CGPipe is a replacement for the venerable "make" that aims to automate the process of running complex analysis pipelines on high-throughput clusters. Make is a standard build tool for compiling software. The power of make is that it takes a set of instructions for building various files, and given a target output, make will determine what commands need to be run in order to build those outputs. It basically answers the questions: what inputs are needed? and how do I build those inputs? CGPipe aims to perform a similar function for pipelines that run on high-throughput/performance clusters.
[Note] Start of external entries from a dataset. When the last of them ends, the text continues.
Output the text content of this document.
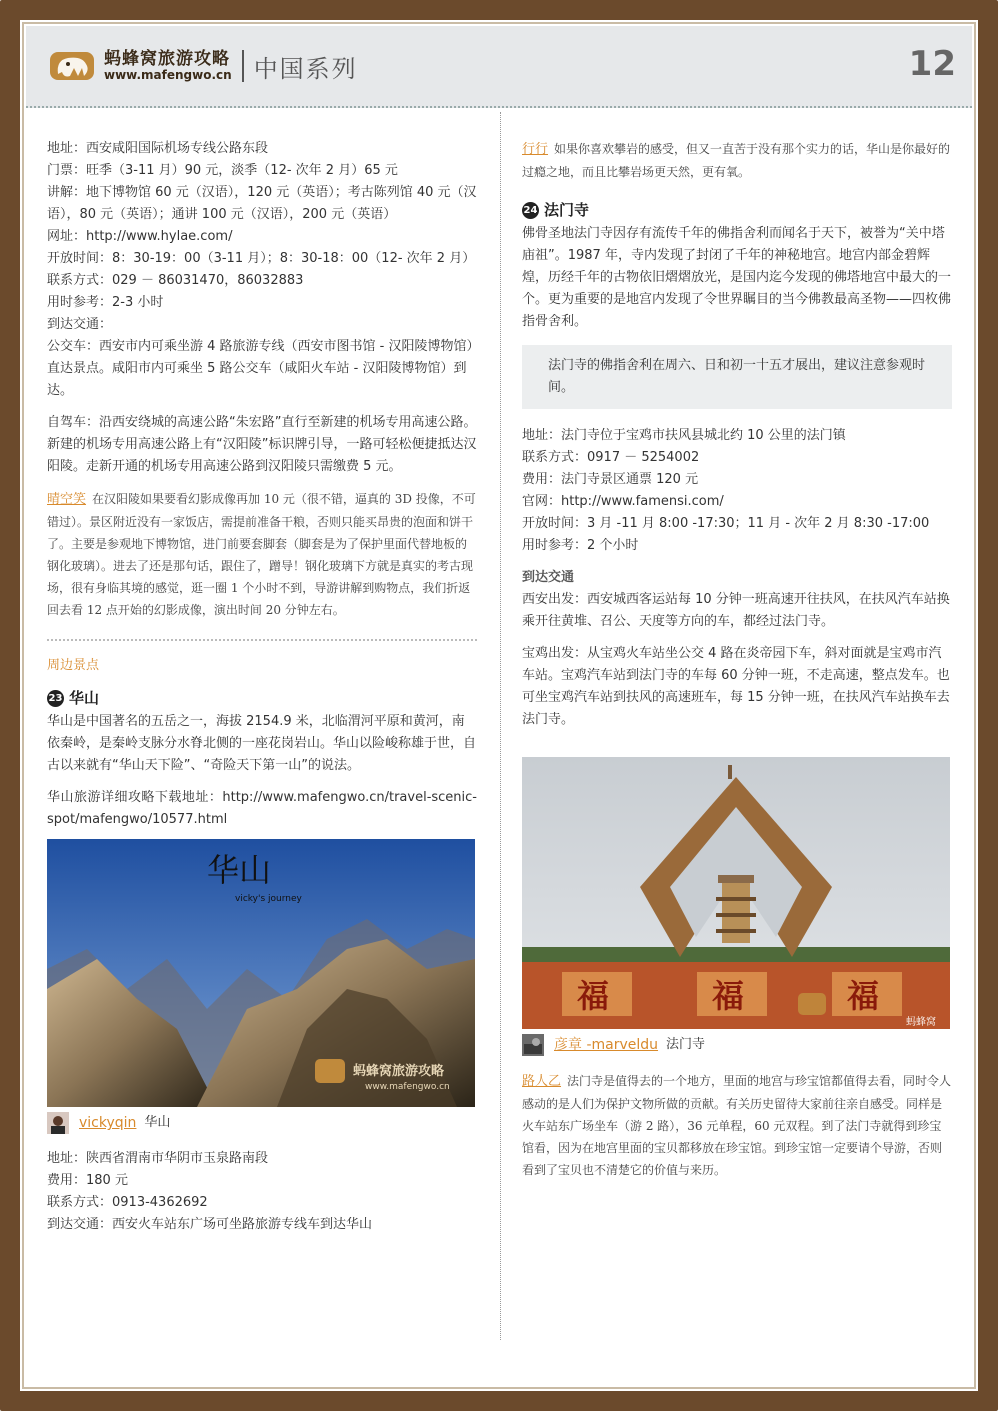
蚂蜂窝旅游攻略
www.mafengwo.cn 中国系列	12

地址：西安咸阳国际机场专线公路东段

门票：旺季（3-11 月）90 元，淡季（12- 次年 2 月）65 元

讲解：地下博物馆 60 元（汉语），120 元（英语）；考古陈列馆 40 元（汉语），80 元（英语）；通讲 100 元（汉语），200 元（英语）

网址：http://www.hylae.com/

开放时间：8：30-19：00（3-11 月）；8：30-18：00（12- 次年 2 月）

联系方式：029 － 86031470，86032883

用时参考：2-3 小时

到达交通：

公交车：西安市内可乘坐游 4 路旅游专线（西安市图书馆 - 汉阳陵博物馆）直达景点。咸阳市内可乘坐 5 路公交车（咸阳火车站 - 汉阳陵博物馆）到达。

自驾车：沿西安绕城的高速公路“朱宏路”直行至新建的机场专用高速公路。新建的机场专用高速公路上有“汉阳陵”标识牌引导，一路可轻松便捷抵达汉阳陵。走新开通的机场专用高速公路到汉阳陵只需缴费 5 元。

晴空笑 在汉阳陵如果要看幻影成像再加 10 元（很不错，逼真的 3D 投像，不可错过）。景区附近没有一家饭店，需提前准备干粮，否则只能买昂贵的泡面和饼干了。主要是参观地下博物馆，进门前要套脚套（脚套是为了保护里面代替地板的钢化玻璃）。进去了还是那句话，跟住了，蹭导！钢化玻璃下方就是真实的考古现场，很有身临其境的感觉，逛一圈 1 个小时不到，导游讲解到购物点，我们折返回去看 12 点开始的幻影成像，演出时间 20 分钟左右。

周边景点
23 华山

华山是中国著名的五岳之一，海拔 2154.9 米，北临渭河平原和黄河，南依秦岭，是秦岭支脉分水脊北侧的一座花岗岩山。华山以险峻称雄于世，自古以来就有“华山天下险”、“奇险天下第一山”的说法。

华山旅游详细攻略下载地址：http://www.mafengwo.cn/travel-scenic-spot/mafengwo/10577.html

华山
vicky's journey
蚂蜂窝旅游攻略
www.mafengwo.cn
vickyqin 华山

地址：陕西省渭南市华阴市玉泉路南段

费用：180 元

联系方式：0913-4362692

到达交通：西安火车站东广场可坐路旅游专线车到达华山

行行 如果你喜欢攀岩的感受，但又一直苦于没有那个实力的话，华山是你最好的过瘾之地，而且比攀岩场更天然，更有氧。

24 法门寺

佛骨圣地法门寺因存有流传千年的佛指舍利而闻名于天下，被誉为“关中塔庙祖”。1987 年，寺内发现了封闭了千年的神秘地宫。地宫内部金碧辉煌，历经千年的古物依旧熠熠放光，是国内迄今发现的佛塔地宫中最大的一个。更为重要的是地宫内发现了令世界瞩目的当今佛教最高圣物——四枚佛指骨舍利。

法门寺的佛指舍利在周六、日和初一十五才展出，建议注意参观时间。

地址：法门寺位于宝鸡市扶风县城北约 10 公里的法门镇

联系方式：0917 － 5254002

费用：法门寺景区通票 120 元

官网：http://www.famensi.com/

开放时间：3 月 -11 月 8:00 -17:30；11 月 - 次年 2 月 8:30 -17:00

用时参考：2 个小时

到达交通

西安出发：西安城西客运站每 10 分钟一班高速开往扶风，在扶风汽车站换乘开往黄堆、召公、天度等方向的车，都经过法门寺。

宝鸡出发：从宝鸡火车站坐公交 4 路在炎帝园下车，斜对面就是宝鸡市汽车站。宝鸡汽车站到法门寺的车每 60 分钟一班，不走高速，整点发车。也可坐宝鸡汽车站到扶风的高速班车，每 15 分钟一班，在扶风汽车站换车去法门寺。

福	福	福
蚂蜂窝
彦章 -marveldu 法门寺

路人乙 法门寺是值得去的一个地方，里面的地宫与珍宝馆都值得去看，同时令人感动的是人们为保护文物所做的贡献。有关历史留待大家前往亲自感受。同样是火车站东广场坐车（游 2 路），36 元单程，60 元双程。到了法门寺就得到珍宝馆看，因为在地宫里面的宝贝都移放在珍宝馆。到珍宝馆一定要请个导游，否则看到了宝贝也不清楚它的价值与来历。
These pipelines can be quite elaborate, but by focusing on specific transformations, you can make the pipeline easier to create and run.
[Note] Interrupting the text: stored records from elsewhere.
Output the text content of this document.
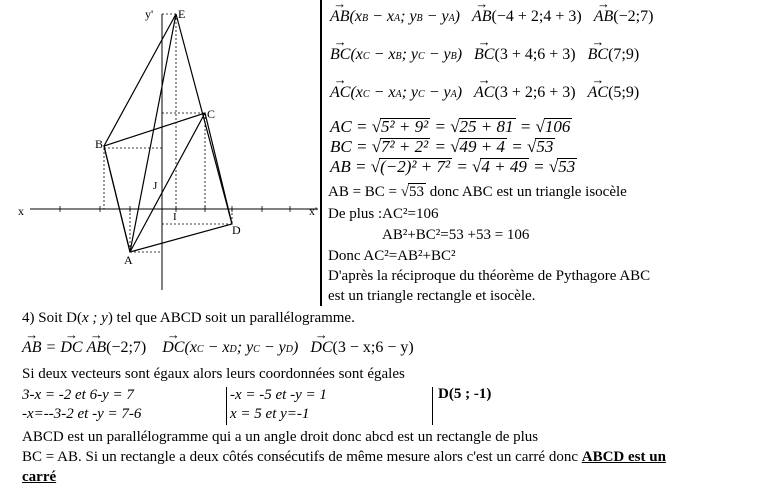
y' E
C
B
J
I
x	x'
D
A
→ AB(xB − xA; yB − yA) → AB(−4 + 2;4 + 3) → AB(−2;7)
→ BC(xC − xB; yC − yB) → BC(3 + 4;6 + 3) → BC(7;9)
→ AC(xC − xA; yC − yA) → AC(3 + 2;6 + 3) → AC(5;9)
AC = √5² + 9² = √25 + 81 = √106
BC = √7² + 2² = √49 + 4 = √53
AB = √(−2)² + 7² = √4 + 49 = √53
AB = BC = √53 donc ABC est un triangle isocèle
De plus :AC²=106
AB²+BC²=53 +53 = 106
Donc AC²=AB²+BC²
D'après la réciproque du théorème de Pythagore ABC
est un triangle rectangle et isocèle.
4) Soit D(x ; y) tel que ABCD soit un parallélogramme.
→ AB = → DC → AB(−2;7) → DC(xC − xD; yC − yD) → DC(3 − x;6 − y)
Si deux vecteurs sont égaux alors leurs coordonnées sont égales
3-x = -2 et 6-y = 7
-x=--3-2 et -y = 7-6
-x = -5 et -y = 1
x = 5 et y=-1
D(5 ; -1)
ABCD est un parallélogramme qui a un angle droit donc abcd est un rectangle de plus
BC = AB. Si un rectangle a deux côtés consécutifs de même mesure alors c'est un carré donc ABCD est un
carré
Make is a powerful tool, but it is sometimes difficult to integrate into bioinformatics pipelines. Bioinformatics pipelines are typically run on an HPC/HTC cluster using a batch scheduler. Each job could have different IO, memory, or CPU requirements. Finally, each pipeline could have to run on different clusters. Currently, only SGE/OGE and Grid Engine derivatives include a grid-aware make replacement. However, it is primarily aimed at directly building Makefiles, and that is somewhat limiting for more complicated pipelines.
CGPipe is designed to run jobs that don't span multiple nodes. Most bioinformatics pipelines require simple programs that execute on one node with one or more threads. More complicated, multi-node jobs (MPI), are likely better suited with custom execution scripts. We are willing to accept patches to better support multi-node jobs, but don't have a lot of internal experience with them.